Iran plans to boost capacity at its northern refineries at Arak, Tabriz, and Tehran in order to process additional Caspian oil, to boost Neka-Tehran pipeline capacity to 500,000 bbl/d, and also to increase port capacity at Neka to 500,000 bbl/d. In August 2003, a $500 million tender was issued to upgrade the Tehran and Tabriz refineries in order to handle 370,000 bbl/d of high sulfur Caspian crude. This follows a $330 million project, completed by a Sinopec-led consortium in late 2003, to expand storage at Neka and to upgrade the Tehran and Tabriz refineries.
Aside from Caspian "swaps," there were reports in February 2005 that Iran and Iraq were discussing a framework swap agreement involving possible construction of a 24-mile, 350,000-bbl/d oil pipeline from Basra to the Abadan refinery in southwestern Iran. In exchange, Iran would export a similar volume of oil from Kharg Island, crediting Iraq minus a swap fee.
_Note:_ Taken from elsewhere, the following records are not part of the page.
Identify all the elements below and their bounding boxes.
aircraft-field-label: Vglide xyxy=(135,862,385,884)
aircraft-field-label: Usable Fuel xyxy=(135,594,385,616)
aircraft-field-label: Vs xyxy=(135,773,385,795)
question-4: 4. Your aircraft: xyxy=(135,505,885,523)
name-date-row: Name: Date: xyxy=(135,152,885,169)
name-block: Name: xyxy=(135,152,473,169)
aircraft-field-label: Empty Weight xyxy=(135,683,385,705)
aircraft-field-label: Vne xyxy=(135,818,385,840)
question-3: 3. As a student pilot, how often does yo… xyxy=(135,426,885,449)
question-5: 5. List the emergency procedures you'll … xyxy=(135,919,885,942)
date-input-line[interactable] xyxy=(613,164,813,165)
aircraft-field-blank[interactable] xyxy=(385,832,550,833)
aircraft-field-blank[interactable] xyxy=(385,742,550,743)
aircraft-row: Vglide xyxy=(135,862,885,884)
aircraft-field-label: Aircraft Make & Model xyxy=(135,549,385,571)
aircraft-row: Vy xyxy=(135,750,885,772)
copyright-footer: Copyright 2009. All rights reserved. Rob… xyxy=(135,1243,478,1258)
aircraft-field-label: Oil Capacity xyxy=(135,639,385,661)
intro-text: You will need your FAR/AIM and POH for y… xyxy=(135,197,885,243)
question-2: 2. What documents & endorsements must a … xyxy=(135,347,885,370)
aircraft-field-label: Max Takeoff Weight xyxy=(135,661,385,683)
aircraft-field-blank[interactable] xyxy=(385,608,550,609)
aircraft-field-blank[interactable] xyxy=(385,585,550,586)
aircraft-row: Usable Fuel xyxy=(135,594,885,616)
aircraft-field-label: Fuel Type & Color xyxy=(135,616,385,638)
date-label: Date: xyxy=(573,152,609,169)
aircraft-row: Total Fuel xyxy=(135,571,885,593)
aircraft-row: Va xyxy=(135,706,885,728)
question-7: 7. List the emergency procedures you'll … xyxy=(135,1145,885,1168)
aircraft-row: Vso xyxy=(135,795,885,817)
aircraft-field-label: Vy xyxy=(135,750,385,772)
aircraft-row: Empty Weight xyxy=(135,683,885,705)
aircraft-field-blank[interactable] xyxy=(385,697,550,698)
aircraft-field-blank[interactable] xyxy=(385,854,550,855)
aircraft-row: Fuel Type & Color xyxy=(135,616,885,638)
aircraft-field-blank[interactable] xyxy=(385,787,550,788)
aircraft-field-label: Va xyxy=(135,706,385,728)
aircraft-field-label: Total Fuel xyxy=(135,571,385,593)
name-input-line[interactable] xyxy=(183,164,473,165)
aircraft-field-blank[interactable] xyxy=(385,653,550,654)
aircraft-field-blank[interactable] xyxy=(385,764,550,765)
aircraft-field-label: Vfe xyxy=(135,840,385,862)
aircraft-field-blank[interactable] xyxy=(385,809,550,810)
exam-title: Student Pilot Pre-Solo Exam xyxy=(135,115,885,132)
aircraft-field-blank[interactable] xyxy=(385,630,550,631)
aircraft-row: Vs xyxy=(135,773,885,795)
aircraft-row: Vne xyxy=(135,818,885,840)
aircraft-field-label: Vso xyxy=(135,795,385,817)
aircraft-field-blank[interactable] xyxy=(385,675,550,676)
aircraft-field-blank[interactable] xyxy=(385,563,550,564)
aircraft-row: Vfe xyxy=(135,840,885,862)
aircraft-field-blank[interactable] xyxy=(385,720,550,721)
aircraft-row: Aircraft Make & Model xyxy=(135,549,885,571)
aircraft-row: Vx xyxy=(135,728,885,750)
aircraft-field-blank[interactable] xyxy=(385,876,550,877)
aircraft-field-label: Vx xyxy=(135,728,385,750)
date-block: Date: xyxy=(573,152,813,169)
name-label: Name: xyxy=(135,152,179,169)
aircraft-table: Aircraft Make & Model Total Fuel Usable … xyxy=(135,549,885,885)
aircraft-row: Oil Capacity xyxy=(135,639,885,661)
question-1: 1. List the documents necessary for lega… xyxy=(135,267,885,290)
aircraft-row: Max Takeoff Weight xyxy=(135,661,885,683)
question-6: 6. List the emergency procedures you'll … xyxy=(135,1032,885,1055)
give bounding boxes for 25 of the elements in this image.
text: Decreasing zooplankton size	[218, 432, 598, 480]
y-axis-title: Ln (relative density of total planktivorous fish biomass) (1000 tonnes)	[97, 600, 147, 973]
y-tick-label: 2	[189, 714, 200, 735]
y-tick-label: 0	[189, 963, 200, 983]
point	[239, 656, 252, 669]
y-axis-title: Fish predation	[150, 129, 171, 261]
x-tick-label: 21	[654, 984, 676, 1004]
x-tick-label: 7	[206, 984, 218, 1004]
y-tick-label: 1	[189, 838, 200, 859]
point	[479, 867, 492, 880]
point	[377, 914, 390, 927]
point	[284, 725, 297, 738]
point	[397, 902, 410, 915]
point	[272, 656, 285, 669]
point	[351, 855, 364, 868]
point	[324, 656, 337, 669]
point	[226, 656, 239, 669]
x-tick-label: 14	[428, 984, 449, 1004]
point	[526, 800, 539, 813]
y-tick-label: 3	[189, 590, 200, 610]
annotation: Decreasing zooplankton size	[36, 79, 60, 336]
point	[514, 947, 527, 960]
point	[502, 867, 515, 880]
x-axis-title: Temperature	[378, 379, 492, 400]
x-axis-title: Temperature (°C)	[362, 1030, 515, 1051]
Refining and Transportation As of January 2005, Iran had nine aging (most built before the 1979 Iranian revolution) but operational refineries with a combined capacity of 1.47 million bbl/d. Major refineries include: Abadan (400,000-bbl/d capacity); Isfahan (265,000 bbl/d); Bandar Abbas (232,000 bbl/d); Tehran (225,000 bbl/d); Arak (150,000 bbl/d); and Tabriz (112,000 bbl/d). In order to meet burgeoning domestic demand for middle and light distillates (gasoline demand is growing at around 9 percent per year), Iran plans to increase its refining capacity, possibly to 2.2 million bbl/d by 2008. One goal of this expansion is to allow Iran's refineries to process a heavier crude slate while decreasing the fuel oil cut. Currently, Iran's refineries produce around 30 percent heavy fuel oil and just 16 percent gasoline.
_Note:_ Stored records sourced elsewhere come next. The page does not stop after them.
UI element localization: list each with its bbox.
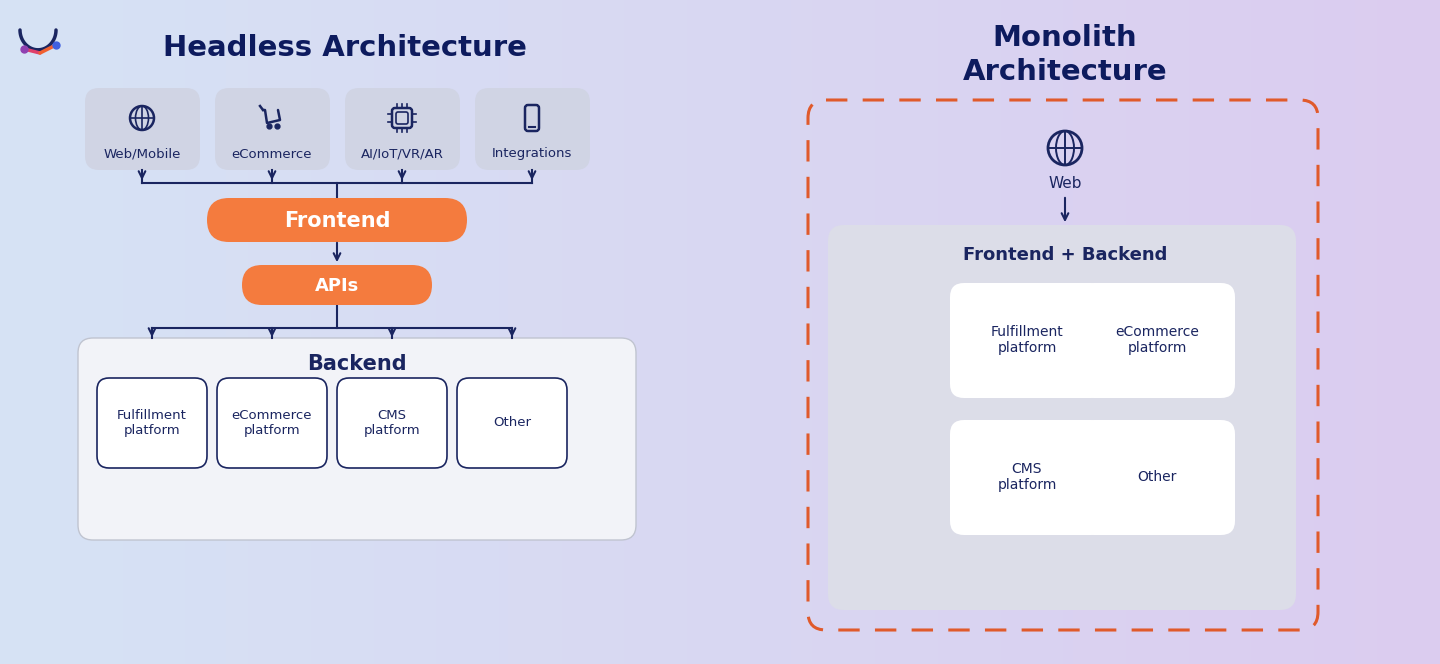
FancyBboxPatch shape <box>96 378 207 468</box>
FancyBboxPatch shape <box>207 198 467 242</box>
Text: Frontend + Backend: Frontend + Backend <box>963 246 1168 264</box>
Text: eCommerce
platform: eCommerce platform <box>232 409 312 437</box>
Text: eCommerce: eCommerce <box>232 147 312 161</box>
FancyBboxPatch shape <box>1080 283 1236 398</box>
Text: Monolith
Architecture: Monolith Architecture <box>963 24 1168 86</box>
Text: Integrations: Integrations <box>492 147 572 161</box>
Text: Frontend: Frontend <box>284 211 390 231</box>
Text: APIs: APIs <box>315 277 359 295</box>
FancyBboxPatch shape <box>475 88 590 170</box>
Text: Web: Web <box>1048 175 1081 191</box>
Text: eCommerce
platform: eCommerce platform <box>1115 325 1200 355</box>
Text: Fulfillment
platform: Fulfillment platform <box>991 325 1063 355</box>
Text: CMS
platform: CMS platform <box>998 462 1057 492</box>
Text: Fulfillment
platform: Fulfillment platform <box>117 409 187 437</box>
Text: AI/IoT/VR/AR: AI/IoT/VR/AR <box>360 147 444 161</box>
Text: Backend: Backend <box>307 354 408 374</box>
FancyBboxPatch shape <box>217 378 327 468</box>
FancyBboxPatch shape <box>1080 420 1236 535</box>
Text: Other: Other <box>492 416 531 430</box>
Text: Other: Other <box>1138 470 1176 484</box>
FancyBboxPatch shape <box>85 88 200 170</box>
FancyBboxPatch shape <box>215 88 330 170</box>
FancyBboxPatch shape <box>78 338 636 540</box>
Text: CMS
platform: CMS platform <box>364 409 420 437</box>
FancyBboxPatch shape <box>950 283 1104 398</box>
FancyBboxPatch shape <box>456 378 567 468</box>
FancyBboxPatch shape <box>950 420 1104 535</box>
FancyBboxPatch shape <box>346 88 459 170</box>
Text: Headless Architecture: Headless Architecture <box>163 34 527 62</box>
Text: Web/Mobile: Web/Mobile <box>104 147 180 161</box>
FancyBboxPatch shape <box>828 225 1296 610</box>
FancyBboxPatch shape <box>242 265 432 305</box>
FancyBboxPatch shape <box>337 378 446 468</box>
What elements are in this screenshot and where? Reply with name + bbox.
Iran has imported refined products since 1982, and these imports have been increasing rapidly. In 2004 alone, Iran imported an estimated 160,000 bbl/d of gasoline at an estimated annual cost of around $2-$3 billion. In June 2004, Japan's JGC reached an agreement with Iran to expand Arak to 250,000 bbl/d by 2009. In addition, Abadan is being expanded by 50,000 bbl/d, with completion expected by spring 2006. Bandar Abbas is being expanded in several phases, adding around 250,000 bbl/d of capacity by 2010 (and significantly more after that). Two planned grassroots refineries include a 225,000-bbl/d plant at Shah Bahar and a 120,000-bbl/d unit on Qeshm Island. Under Iranian law, foreign companies are permitted to own no more than 49 percent of Iranian oil refining assets.
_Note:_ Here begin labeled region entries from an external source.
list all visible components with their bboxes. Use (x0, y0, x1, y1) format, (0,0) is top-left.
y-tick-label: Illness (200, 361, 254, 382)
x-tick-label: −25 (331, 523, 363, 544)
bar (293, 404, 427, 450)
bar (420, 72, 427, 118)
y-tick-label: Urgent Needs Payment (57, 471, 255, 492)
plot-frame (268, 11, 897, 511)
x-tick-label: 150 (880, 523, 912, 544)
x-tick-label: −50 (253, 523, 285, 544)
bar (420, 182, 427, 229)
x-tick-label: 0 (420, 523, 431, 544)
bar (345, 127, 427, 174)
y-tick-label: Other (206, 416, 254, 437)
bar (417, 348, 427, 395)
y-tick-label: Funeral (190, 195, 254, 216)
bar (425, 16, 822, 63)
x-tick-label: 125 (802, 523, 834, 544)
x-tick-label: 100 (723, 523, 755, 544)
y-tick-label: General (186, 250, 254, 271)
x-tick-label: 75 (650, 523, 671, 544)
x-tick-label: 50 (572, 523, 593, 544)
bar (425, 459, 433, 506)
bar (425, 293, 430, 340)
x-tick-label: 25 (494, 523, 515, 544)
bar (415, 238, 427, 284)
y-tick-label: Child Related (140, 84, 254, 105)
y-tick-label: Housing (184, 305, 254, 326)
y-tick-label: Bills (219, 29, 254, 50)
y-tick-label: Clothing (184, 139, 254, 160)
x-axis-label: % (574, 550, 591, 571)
Iran exports crude oil via four main terminals - Kharg Island (by far the largest), Lavan Island, Sirri Island (reopened on April 13, 2003 for the first time since 1988, when it was damaged by an Iraqi air raid), and Ras Bahregan. Refined products are exported via the Abadan and Bandar Mahshahr terminals. Many Iranian oil export terminals were damaged during the Iran-Iraq War, but all have been rebuilt.